The Shootings at Planned Parenthood: What We Are Doing By What We Are Saying

The Shootings at Planned Parenthood: What We Are Doing By What We Are Saying

I have written frequently about gun violence in this country. I’ve written about it frequently because there have been so many headline-grabbing mass shootings.

If I had my wish, I would never again write about a mass shooting, or about gun violence more generally, because it simply would not be an issue. There wouldn’t be any mass shootings, and individual acts of gun violence would be rare.

Meanwhile, back in reality . . .

Separate from any discussion of mass shootings and gun violence generally, I have been struck by something else in the recent case of the shootings at a Planned Parenthood facility in Colorado Springs.

That something is the role of language. There’s a lesson here about how leaders should lead, whatever one’s opinion about the relevant issues.

The fact is, the shootings took place in a Planned Parenthood office. It is also a fact that there has been some very heated rhetoric recently against Planned Parenthood, tied in particular to a video exposé alleging improper conduct by the organization. It takes little imagination to draw a connection between these events. Indeed, an unidentified “law enforcement official” reported that the shooter said “no more baby parts” . . . but that officer insisted on anonymity and would not elaborate (both of which should raise at least a little concern about the veracity and completeness of the account). The anonymous assertion fits neatly into the narrative of gun-toting extremists shooting and killing others in the name of defending life that is popular in certain circles on the left. It fits just as neatly, in fact, as the controversial video’s account of Planned Parenthood practices fit into a popular narrative among conservatives about abortion providers.

In the Internet era, we not only are guaranteed that such claims will be made, but we can be confident that they will reach the eyes and ears of tens of thousands if not millions of Americans.

Somewhat to my surprise, most of the mainstream media has resisted the temptation to leap to judgment about the tragedy in Colorado Springs. Rather than generating headlines with assertions of political motivation, they have tended to stick with what is known about the event and investigated the life of the accused. While they have raised the possibility, they have not run much ahead of the investigation under way.

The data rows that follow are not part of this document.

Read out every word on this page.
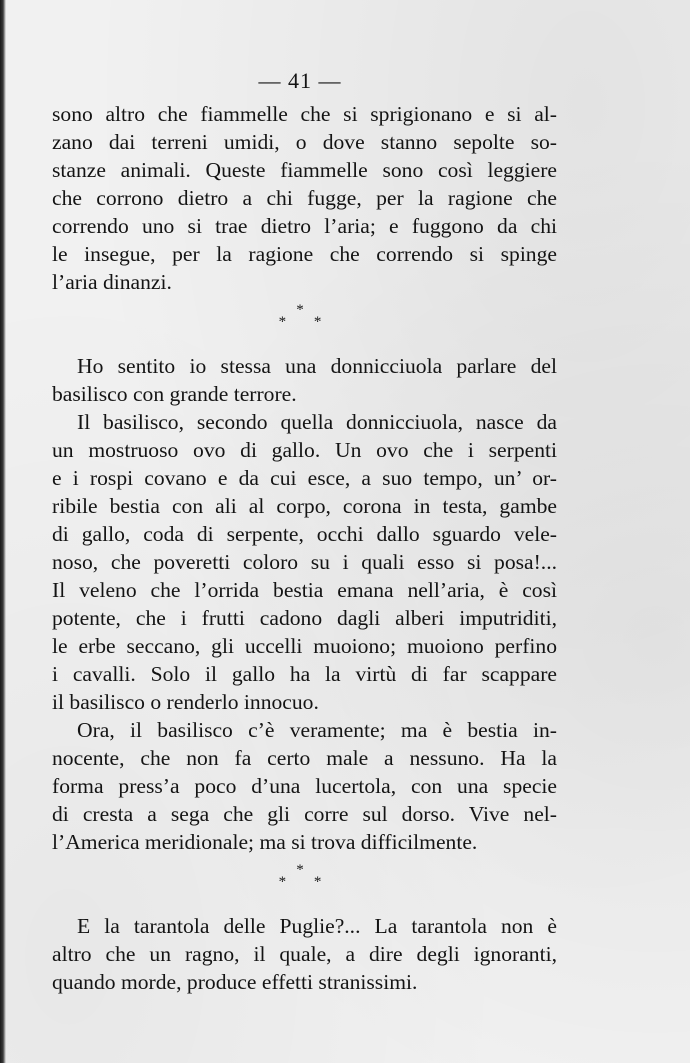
— 41 —
sono altro che fiammelle che si sprigionano e si al-
zano dai terreni umidi, o dove stanno sepolte so-
stanze animali. Queste fiammelle sono così leggiere
che corrono dietro a chi fugge, per la ragione che
correndo uno si trae dietro l’aria; e fuggono da chi
le insegue, per la ragione che correndo si spinge
l’aria dinanzi.
*
* *
Ho sentito io stessa una donnicciuola parlare del
basilisco con grande terrore.
Il basilisco, secondo quella donnicciuola, nasce da
un mostruoso ovo di gallo. Un ovo che i serpenti
e i rospi covano e da cui esce, a suo tempo, un’ or-
ribile bestia con ali al corpo, corona in testa, gambe
di gallo, coda di serpente, occhi dallo sguardo vele-
noso, che poveretti coloro su i quali esso si posa!...
Il veleno che l’orrida bestia emana nell’aria, è così
potente, che i frutti cadono dagli alberi imputriditi,
le erbe seccano, gli uccelli muoiono; muoiono perfino
i cavalli. Solo il gallo ha la virtù di far scappare
il basilisco o renderlo innocuo.
Ora, il basilisco c’è veramente; ma è bestia in-
nocente, che non fa certo male a nessuno. Ha la
forma press’a poco d’una lucertola, con una specie
di cresta a sega che gli corre sul dorso. Vive nel-
l’America meridionale; ma si trova difficilmente.
*
* *
E la tarantola delle Puglie?... La tarantola non è
altro che un ragno, il quale, a dire degli ignoranti,
quando morde, produce effetti stranissimi.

The first official statement from Planned Parenthood was careful as well, focusing on the tragedy itself, the victims and their families, and the mission of the organization. More recently, however, Planned Parenthood’s message has veered into a familiar political narrative that feeds the political fire. That puts them in the company of the fire-breathers on the right that they condemn; both sides are, in effect, blaming the other for murder.

This is not about how noble or vile the Planned Parenthood organization, its mission or its particular lines of service and business, are. Nor is it about the nobility (or lack thereof) of the mainstream media.

We’ve had multiple mass shootings just in this calendar year, and many more in previous years. The perpetrators, in essentially every case, have a distorted view of reality. Their victims are targeted for any number of reasons, but the bottom line is that the killers don’t care about their victims at all. Whether religious or secular in their motivation to kill, whether hoping to make a statement or seeking some bizarre experience, they are wrong on so many levels that it stuns and stupefies us. How could anyone take such evil and consider it acceptable, let alone good?

Some of these killers have found inspiration or motivation in the words and images others have produced. Some of that reflects confusion about the line between a wicked fantasy and an evil reality. Some of it, however, is simply putting into action what others have called for or at least implied.

If we create such content, we must be conscious of its potential cost. We may be fueling the fire in overheated minds, sweltering streets and a society in turmoil.

Words have the power to inflame or to heal. They have the power to destroy and the power to rebuild. Each of us engaged in public discourse should ask what it is we are doing by what we are saying.

Because it matters.

We already knew that.

We didn’t need any more deaths to tell us.